My firewall on the gateway does not allow IPv6 connections to/from anything outside the LAN.


----------



## SirDice (Nov 18, 2020)

You can get a free IPv6 tunnelbroker from HE, that will give you a proper, global, /64 or /48 prefix you can use: https://tunnelbroker.net/

My Cable ISP does support IPv6 but not if you put their modem/router in bridge mode. As I want to do my own NAT, routing and such I'm more or less forced to use a tunnelbroker. Has been working quite well for at least a decade or so.


----------



## obsigna (Nov 18, 2020)

SirDice said:


> You can get a free IPv6 tunnelbroker from HE, that will give you a proper, global, /64 or /48 prefix you can use: https://tunnelbroker.net/
> 
> My Cable ISP does support IPv6 but not if you put their modem/router in bridge mode. As I want to do my own NAT, routing and such I'm more or less forced to use a tunnelbroker. Has been working quite well for at least a decade or so.

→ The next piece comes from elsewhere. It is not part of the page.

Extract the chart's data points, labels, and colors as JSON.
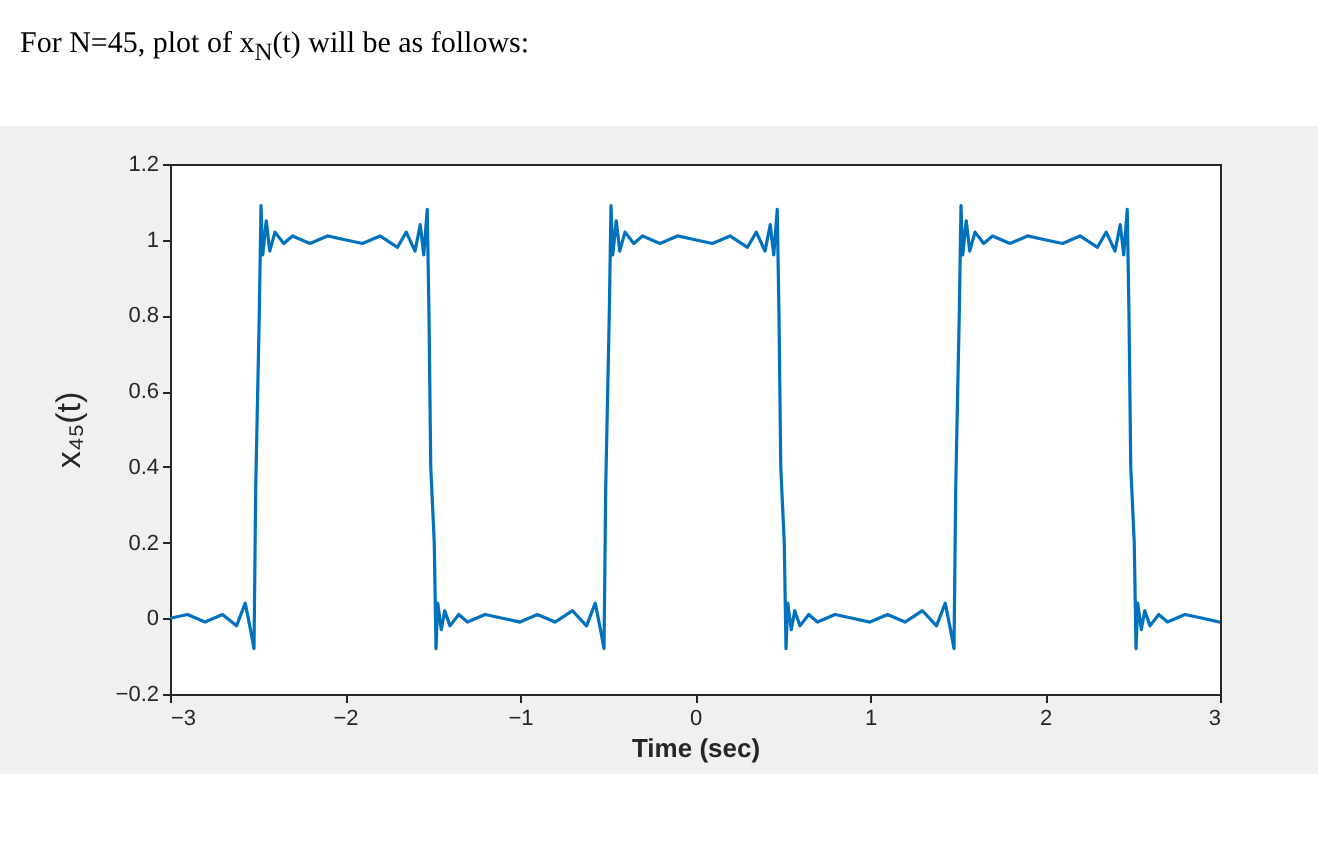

Are you responding to my note that my firewall does not allow IPv6 traffic? This is not a technical issue, I simply don't want IPv6 to/from the WAN, and I adjusted the firewall accordingly.


----------



## SirDice (Nov 18, 2020)

obsigna said:


> Are you responding to my note that my firewall does not allow IPv6 traffic? This is not a technical issue, I simply don't want IPv6 to/from the WAN, and I adjusted the firewall accordingly.


No, it's a possible solution for the original question. Setting up a IPv6 tunnelbroker and using your own global IPv6 range. It appears as Brian546 doesn't have IPv6 at all judging by the questions. It's rather pointless to run a IPv6 network locally if you don't have the IPv6 capability to talk to the outside world.


----------